C’était la dernière chose qu’il voulait. Il menait une vie agréable à Dublin, et n’avait besoin de personne à qui rendre des comptes. Une existence idéale. Sans famille. Ni Olivia ni Seamus ne le feraient changer d’avis. 
Seamus. Un beau prénom irlandais. Une manœuvre habile de la part d’Abigail ou juste un nom qu’elle aimait bien ? Mais quelle importance ? songea-t–il, les mâchoires crispées. Il lui en voulait d’avoir attendu qu’il soit sur le point de quitter Dublin pour lui parler de l’enfant, toutefois c’était injuste car il savait qu’il avait beaucoup à se faire pardonner. Mais le voulait-il ? Cela impliquait de se rapprocher des enfants, et cette seule pensée lui donnait la chair de poule. 

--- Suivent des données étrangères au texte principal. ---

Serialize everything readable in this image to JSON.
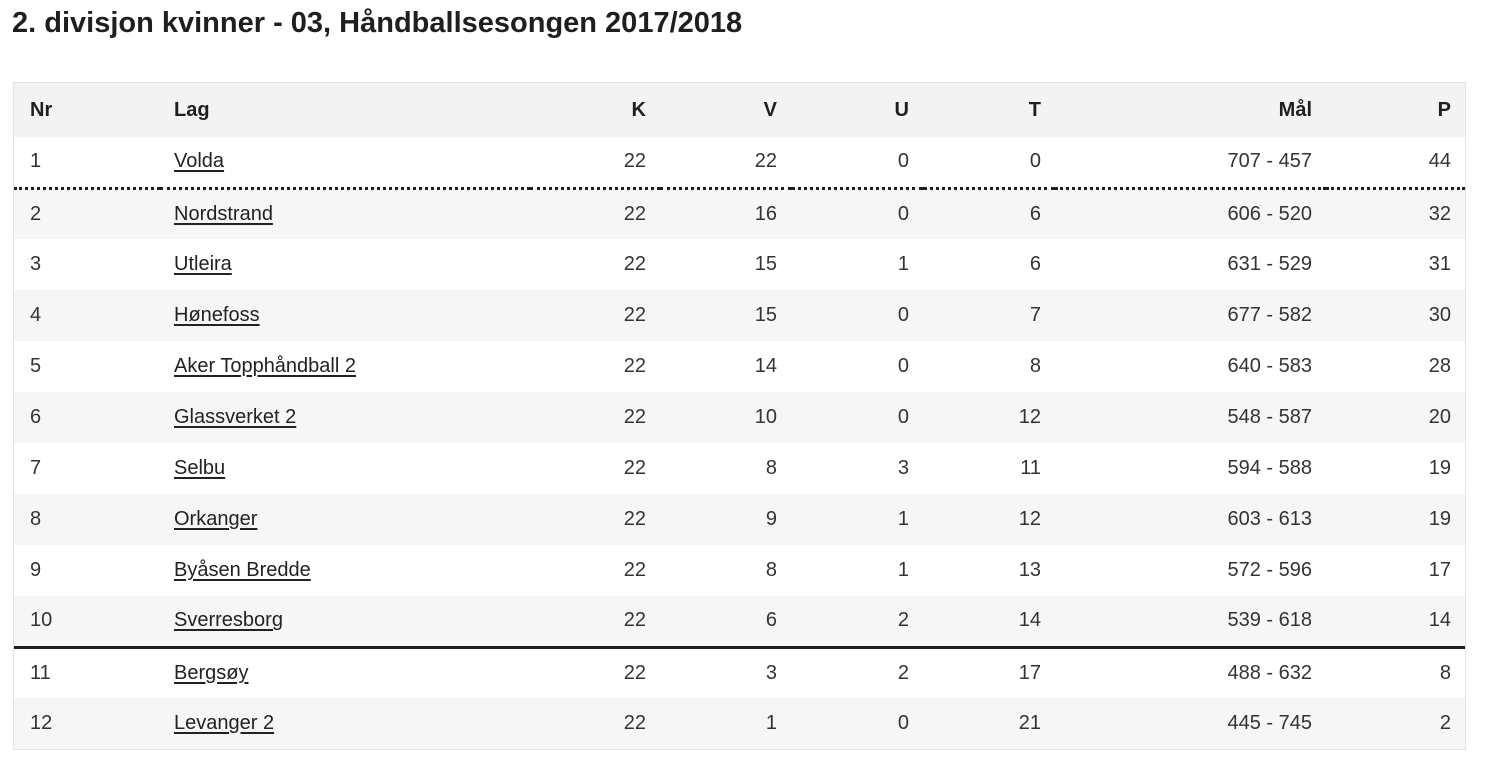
{
  "page": {
    "title": "2. divisjon kvinner - 03, Håndballsesongen 2017/2018"
  },
  "table": {
    "headers": {
      "nr": "Nr",
      "lag": "Lag",
      "k": "K",
      "v": "V",
      "u": "U",
      "t": "T",
      "mal": "Mål",
      "p": "P"
    },
    "rows": [
      {
        "nr": "1",
        "lag": "Volda",
        "k": "22",
        "v": "22",
        "u": "0",
        "t": "0",
        "mal": "707 - 457",
        "p": "44"
      },
      {
        "nr": "2",
        "lag": "Nordstrand",
        "k": "22",
        "v": "16",
        "u": "0",
        "t": "6",
        "mal": "606 - 520",
        "p": "32"
      },
      {
        "nr": "3",
        "lag": "Utleira",
        "k": "22",
        "v": "15",
        "u": "1",
        "t": "6",
        "mal": "631 - 529",
        "p": "31"
      },
      {
        "nr": "4",
        "lag": "Hønefoss",
        "k": "22",
        "v": "15",
        "u": "0",
        "t": "7",
        "mal": "677 - 582",
        "p": "30"
      },
      {
        "nr": "5",
        "lag": "Aker Topphåndball 2",
        "k": "22",
        "v": "14",
        "u": "0",
        "t": "8",
        "mal": "640 - 583",
        "p": "28"
      },
      {
        "nr": "6",
        "lag": "Glassverket 2",
        "k": "22",
        "v": "10",
        "u": "0",
        "t": "12",
        "mal": "548 - 587",
        "p": "20"
      },
      {
        "nr": "7",
        "lag": "Selbu",
        "k": "22",
        "v": "8",
        "u": "3",
        "t": "11",
        "mal": "594 - 588",
        "p": "19"
      },
      {
        "nr": "8",
        "lag": "Orkanger",
        "k": "22",
        "v": "9",
        "u": "1",
        "t": "12",
        "mal": "603 - 613",
        "p": "19"
      },
      {
        "nr": "9",
        "lag": "Byåsen Bredde",
        "k": "22",
        "v": "8",
        "u": "1",
        "t": "13",
        "mal": "572 - 596",
        "p": "17"
      },
      {
        "nr": "10",
        "lag": "Sverresborg",
        "k": "22",
        "v": "6",
        "u": "2",
        "t": "14",
        "mal": "539 - 618",
        "p": "14"
      },
      {
        "nr": "11",
        "lag": "Bergsøy",
        "k": "22",
        "v": "3",
        "u": "2",
        "t": "17",
        "mal": "488 - 632",
        "p": "8"
      },
      {
        "nr": "12",
        "lag": "Levanger 2",
        "k": "22",
        "v": "1",
        "u": "0",
        "t": "21",
        "mal": "445 - 745",
        "p": "2"
      }
    ]
  }
}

Les roues de l’avion touchèrent le tarmac. Ouf, il avait retrouvé le plancher des vaches ! Il arrivait enfin au terme du voyage. Une sensation bizarre le gagna. Comme… del’excitation. Alors qu’il se disait que c’était impossible, le visage d’Abigail flotta devant ses yeux, et la vérité s’imposa brusquement à lui. Il n’avait jamais vraiment réussi à l’oublier, et soudain, il eut hâte de la voir, de la serrer dans ses bras, de rire avec elle. 
Autant de raisons de rester à bord de l’avion et de repartir aussitôt.